Bradley adds, “Eddy Current Suppression Ring too.” Now all the Lips warm to the topic, and props go out to Total Control, UV Race, The Missing Links and Beasts Of Bourbon.
Bradley then reveals they once recorded with Bourbons' Spencer P Jones in Paris, “but it never came out”, says Swilley.
What did make it out this year though was their VNSFW vid for ...Rainbow's first offering, Boys In The Wood. The southern Gothic clip landed on YouTube with a viewer discretion warning. “What is the point of having that now?” muses Alexander. “Almost any kid with access to the internet can just go to Google and write 'porn' and then…”
Bradley interjects: “When I was a kid I had to find Playboys or something.” Swilley adds, “We had a communal Playboy that was hidden in the woods near my friend Cliff's house. It was well guarded and it was all water-logged and damaged.

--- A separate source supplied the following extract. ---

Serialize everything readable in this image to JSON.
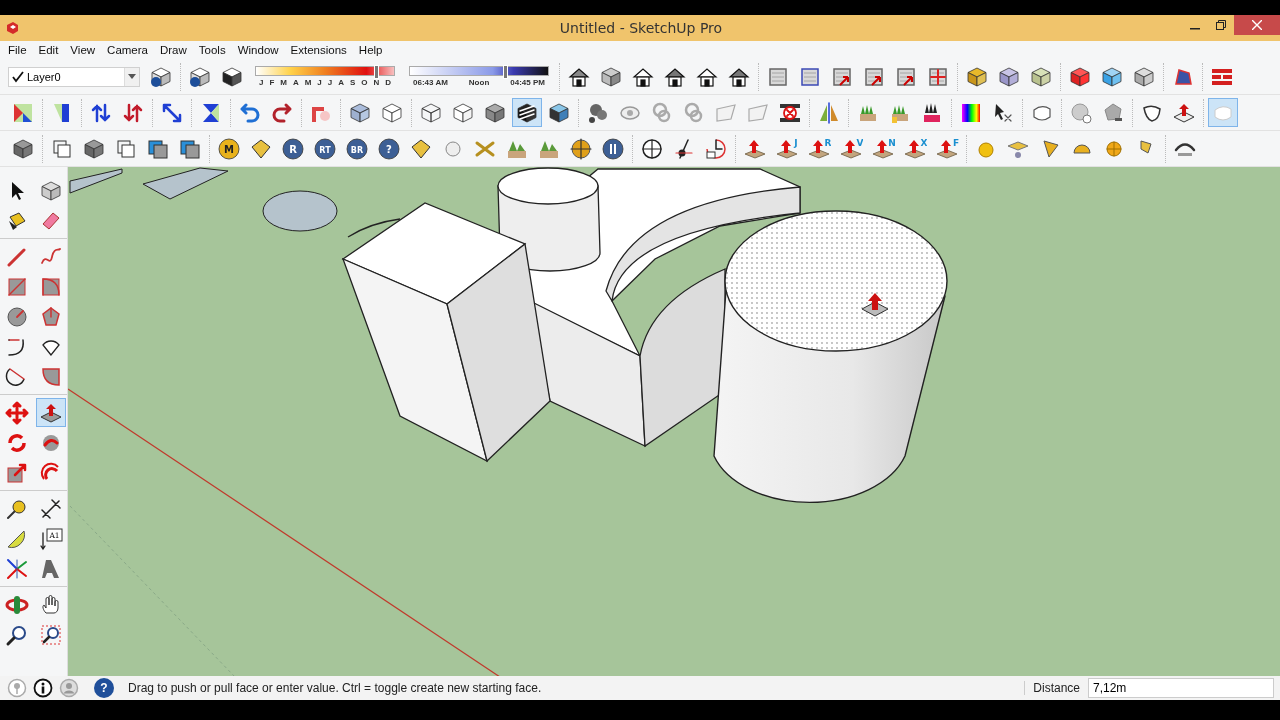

Now a kid can just [type] 'ass', 'titty'.”
Talk returns back around to that video. Alexander admits, “I thought it was going to freak more people out.” Saint Pé Brown disagrees; “It wasn't all that shocking.”
Swilley adds, “It made my girlfriend really uncomfortable. That's why I said to do it. They said they were gonna get an actor to do it and I was like, 'Well… I can't think of any other instances where someone was raped in their own video.' Could you imagine Prince agreeing to be raped in his own video?”